18 Years Old, YouTube Star, and Still Naive

"People forget that I'm a real, normal young girl with a life, feelings and a right to privacy…"

As reported in “Tassie YouTube Star Calls It Quits” by Louisa Hearn in The Age on August 28th, these words were posted by “Emmalina”, an 18-year-old from Australia, who rose to fame on YouTube. She apparently posted cute, funny, mundane, and occasionally raunchy clips of herself and her life.

Imagine her surprise when she discovered that:

"Every day I logged in and discovered more and more cruel spoofs, harassing videos, death and rape threats, incredibly nasty comments and God knows what else.”

And she found that “creepy old men” would post lewd messages on her and other YouTube videos of young women.

This whole story is sad. But it also became serious and dangerous when “someone had hacked into her computer and obtained recent pictures and videos from it that had never been posted online as well as ‘incredibly private files.’” Stalkers discovered her real identity even though she posted and performed under a pseudonym, and circulated her personal information on line. And that, finally, scared her off.

When will YOUR kids realize how dangerous their on-line behavior is?

I’ve spoken to so many parents who say, “Well, she’s 16/17/18 years old. There’s nothing I can do about it now. And she’s old enough to make her own decisions.”

As you can see, even at 18, she’s not. To post videos of yourself on YouTube, turn yourself into an amateur celebrity, and then say, “I’m a real, normal young girl with…a right to privacy” bespeaks a fundamental lack of understanding (and perhaps judgment) about the nature of the Internet.

Internet behavior is public behavior. And the Internet is forever.

No, Emmalina, people don’t forget that you’re a real person. In fact, that’s what makes you so seductive. And they don’t believe you have a right to privacy, because you’ve invited them to share very intimate details about you. You don’t believe it.

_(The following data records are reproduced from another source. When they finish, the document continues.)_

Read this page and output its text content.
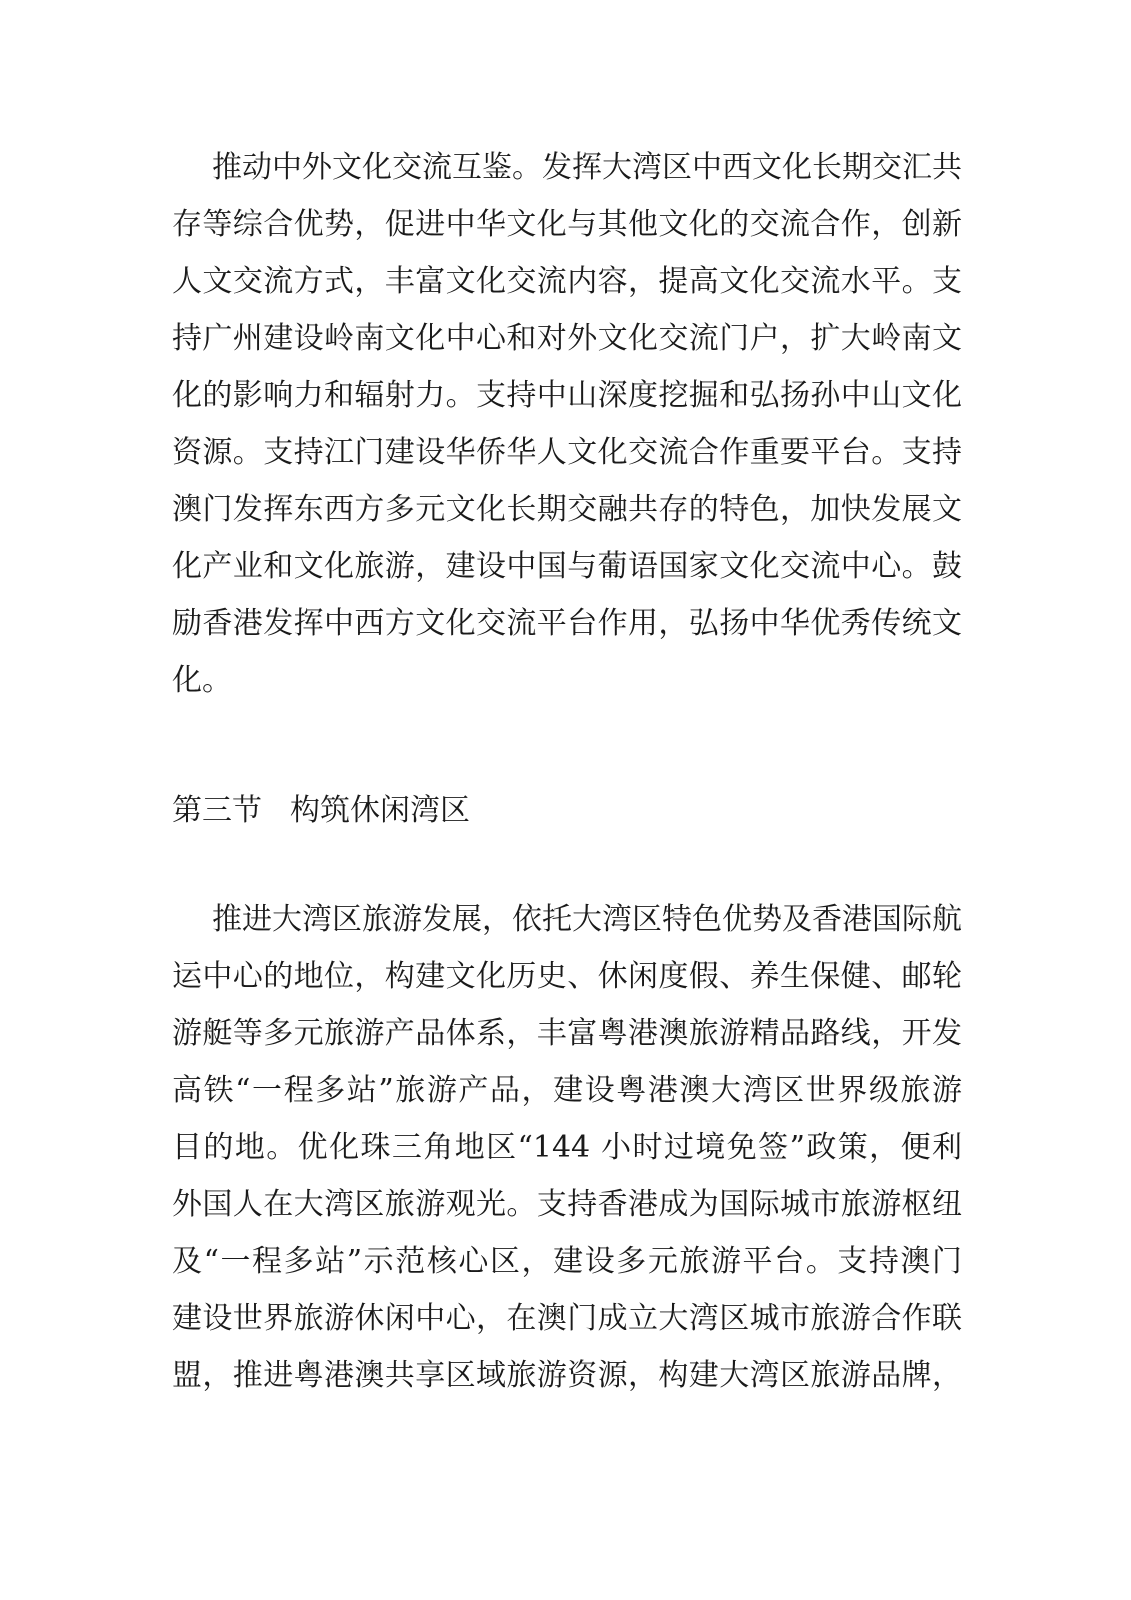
推动中外文化交流互鉴。发挥大湾区中西文化长期交汇共
存等综合优势，促进中华文化与其他文化的交流合作，创新
人文交流方式，丰富文化交流内容，提高文化交流水平。支
持广州建设岭南文化中心和对外文化交流门户，扩大岭南文
化的影响力和辐射力。支持中山深度挖掘和弘扬孙中山文化
资源。支持江门建设华侨华人文化交流合作重要平台。支持
澳门发挥东西方多元文化长期交融共存的特色，加快发展文
化产业和文化旅游，建设中国与葡语国家文化交流中心。鼓
励香港发挥中西方文化交流平台作用，弘扬中华优秀传统文
化。
第三节 构筑休闲湾区
推进大湾区旅游发展，依托大湾区特色优势及香港国际航
运中心的地位，构建文化历史、休闲度假、养生保健、邮轮
游艇等多元旅游产品体系，丰富粤港澳旅游精品路线，开发
高铁“一程多站”旅游产品，建设粤港澳大湾区世界级旅游
目的地。优化珠三角地区“144 小时过境免签”政策，便利
外国人在大湾区旅游观光。支持香港成为国际城市旅游枢纽
及“一程多站”示范核心区，建设多元旅游平台。支持澳门
建设世界旅游休闲中心，在澳门成立大湾区城市旅游合作联
盟，推进粤港澳共享区域旅游资源，构建大湾区旅游品牌，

But those creepy, lewd old men and the aggressive, nasty detractors – they very definitely believe it.

Did you think that only “nice” people would view your videos?

Before you write off your older teenager to the scrapheap of 15 minutes of fame and 15 years of psychological damage, make the effort to educate yourself and your kids.

When will your kids realize how dangerous their on-line behavior is?

When will you talk to them about it?